Content. Enough.

Why I Still Don’t Have a Career Mentor, up until very recently — And Why That’s Okay

Almost 10 years ago, I was in an interview when the hiring manager asked me a question I still think about: “Do you have a mentor in your career? And why did you choose that person?” My answer was simple and probably unexpected:
“I haven’t found a mentor yet. Maybe because I haven’t come across someone who represents the version of myself I want to be in the next 10 years—as a director, a lead, or even a Chief Digital Officer.” It wasn’t that I didn’t want a mentor. I just hadn’t met someone whose path looked like mine, or where I wanted to go. I didn’t want to follow someone else’s career. I was still figuring out what mine looked like.

two people walking in the park in the evening black and white vishmith blog vlog

Then I turned the question around.

Later in the interview, it was my turn to ask something. And I only had one question—kind of an odd one for an interview, but it came out naturally: “What made you stay here for the past 2 years?” His answer stuck with me:
“I’m content with my life, from what I eat to what I wear to where I go to where I live.” And that hit me. Truth be told, I didn’t know the meaning of the word ‘content’, until I came out of the interview room and Googled it the next minute.

Content: in a state of peaceful happiness – that’s what Google said.

It felt oddly familiar, but I hadn’t fully understood it until that moment.

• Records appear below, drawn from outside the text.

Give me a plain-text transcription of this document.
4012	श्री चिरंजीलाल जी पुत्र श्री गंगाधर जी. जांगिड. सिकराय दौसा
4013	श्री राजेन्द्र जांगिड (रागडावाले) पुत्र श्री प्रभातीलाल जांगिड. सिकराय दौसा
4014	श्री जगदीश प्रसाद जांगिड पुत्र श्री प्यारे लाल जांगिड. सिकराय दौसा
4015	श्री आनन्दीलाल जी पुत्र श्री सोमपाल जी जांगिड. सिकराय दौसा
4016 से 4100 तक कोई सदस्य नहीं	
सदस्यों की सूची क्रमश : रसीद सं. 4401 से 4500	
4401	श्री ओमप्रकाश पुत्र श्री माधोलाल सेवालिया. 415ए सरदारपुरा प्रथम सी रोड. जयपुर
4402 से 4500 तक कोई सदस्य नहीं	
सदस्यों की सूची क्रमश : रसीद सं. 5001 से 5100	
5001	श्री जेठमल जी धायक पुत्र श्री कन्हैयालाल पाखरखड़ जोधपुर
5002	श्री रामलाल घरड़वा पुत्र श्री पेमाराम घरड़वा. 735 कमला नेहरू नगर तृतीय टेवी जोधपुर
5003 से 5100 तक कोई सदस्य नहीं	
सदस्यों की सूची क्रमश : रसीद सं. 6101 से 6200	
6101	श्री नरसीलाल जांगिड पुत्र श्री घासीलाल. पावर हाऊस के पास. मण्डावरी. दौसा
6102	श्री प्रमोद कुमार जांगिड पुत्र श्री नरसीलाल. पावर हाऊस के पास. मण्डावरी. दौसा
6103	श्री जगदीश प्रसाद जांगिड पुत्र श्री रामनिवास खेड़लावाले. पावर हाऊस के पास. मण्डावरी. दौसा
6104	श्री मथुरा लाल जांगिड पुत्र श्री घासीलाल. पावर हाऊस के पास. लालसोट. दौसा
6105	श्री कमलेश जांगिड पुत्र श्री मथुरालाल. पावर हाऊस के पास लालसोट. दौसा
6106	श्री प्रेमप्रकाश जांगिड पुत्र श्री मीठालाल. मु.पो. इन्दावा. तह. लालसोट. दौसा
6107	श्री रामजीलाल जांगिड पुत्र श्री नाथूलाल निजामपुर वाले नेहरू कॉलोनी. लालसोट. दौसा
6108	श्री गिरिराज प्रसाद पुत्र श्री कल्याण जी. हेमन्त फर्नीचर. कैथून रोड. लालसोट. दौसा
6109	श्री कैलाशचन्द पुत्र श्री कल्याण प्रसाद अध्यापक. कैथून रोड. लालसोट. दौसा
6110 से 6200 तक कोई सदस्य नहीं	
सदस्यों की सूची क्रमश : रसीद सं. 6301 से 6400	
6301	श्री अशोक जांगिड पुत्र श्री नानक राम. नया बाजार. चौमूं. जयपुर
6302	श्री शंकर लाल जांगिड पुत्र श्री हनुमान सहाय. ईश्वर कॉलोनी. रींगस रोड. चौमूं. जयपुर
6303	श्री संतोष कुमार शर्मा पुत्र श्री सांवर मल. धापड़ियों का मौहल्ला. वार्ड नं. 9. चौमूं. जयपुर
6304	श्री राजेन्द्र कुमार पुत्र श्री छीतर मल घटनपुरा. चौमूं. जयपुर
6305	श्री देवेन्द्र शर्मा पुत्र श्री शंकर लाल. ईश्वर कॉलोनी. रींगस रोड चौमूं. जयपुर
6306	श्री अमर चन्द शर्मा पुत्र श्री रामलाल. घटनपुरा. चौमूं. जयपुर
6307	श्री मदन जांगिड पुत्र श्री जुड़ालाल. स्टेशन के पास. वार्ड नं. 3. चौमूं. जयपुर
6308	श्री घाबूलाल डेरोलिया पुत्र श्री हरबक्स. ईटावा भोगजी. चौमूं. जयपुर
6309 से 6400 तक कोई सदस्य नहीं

Interestingly, as a Buddhist, I should know this as this is lesson 101. But still, it hadn’t hit me—not really. Not in a way I could feel in my own life. I kept thinking about that word for a long time. A really long time. And then, in 2020—five years and two months after that interview, during the same month as my birthday—it finally sank in.

Why am I writing this blog?

Honestly, because I know I’ll forget. Not the dates or the events, but the stuff that matters. The feelings. The shifts. The way certain things hit me at the time. I’m writing it down so I don’t keep it all in my head, because when I do, it just sits there and drains energy. Quietly. Constantly. And maybe more than that, I’m writing this to remind myself what it means to be content. It took me years to actually grasp it—not just the word, but what it feels like. So yeah, this is me putting it into words. For myself, first. And if it helps someone else along the way, even better.

content written by vishmith in blog explaining about the theory of fisherman

Theory of content from Timeless Simplicity by John Lane

“The industrialist was horrified to find the fisherman lying beside his boat, smoking a pipe.”

Industrialist: Why aren’t you fishing?

Fisherman: Because I have caught enough fish for the day.

Industrialist: Why don’t you catch some more?

Fisherman: What would I do with them?

Industrialist: Earn more money. Then you could have a motor fixed to your boat and go into deeper waters and catch more fish. That would bring you money to buy nylon nets—so more fish, more money. Soon you would have enough to buy two boats, even a fleet of boats. Then you could be rich like me.

Fisherman: What would I do then?

Industrialist: Then you could sit back and enjoy life.

Fisherman: What do you think I’m doing now?

This story has always stayed with me. I come back to it often—especially when I start looking outward for something more, something that feels like it should be missing. But every time I read it, it reminds me: I already have enough.

Since mid-2020, I’ve been able to feel that word—content—not just understand it. I’ve lived it. In what I eat, what I wear, and how I show up every day. But more than anything, I’m content with the choices I make. Not because they’re always right or certain, but because they’re mine. And I’m learning to trust them.

That’s what this has been about. Learning to be okay without a mentor. Learning to be okay not having it all figured out. Learning that enough doesn’t mean settling—it means arriving.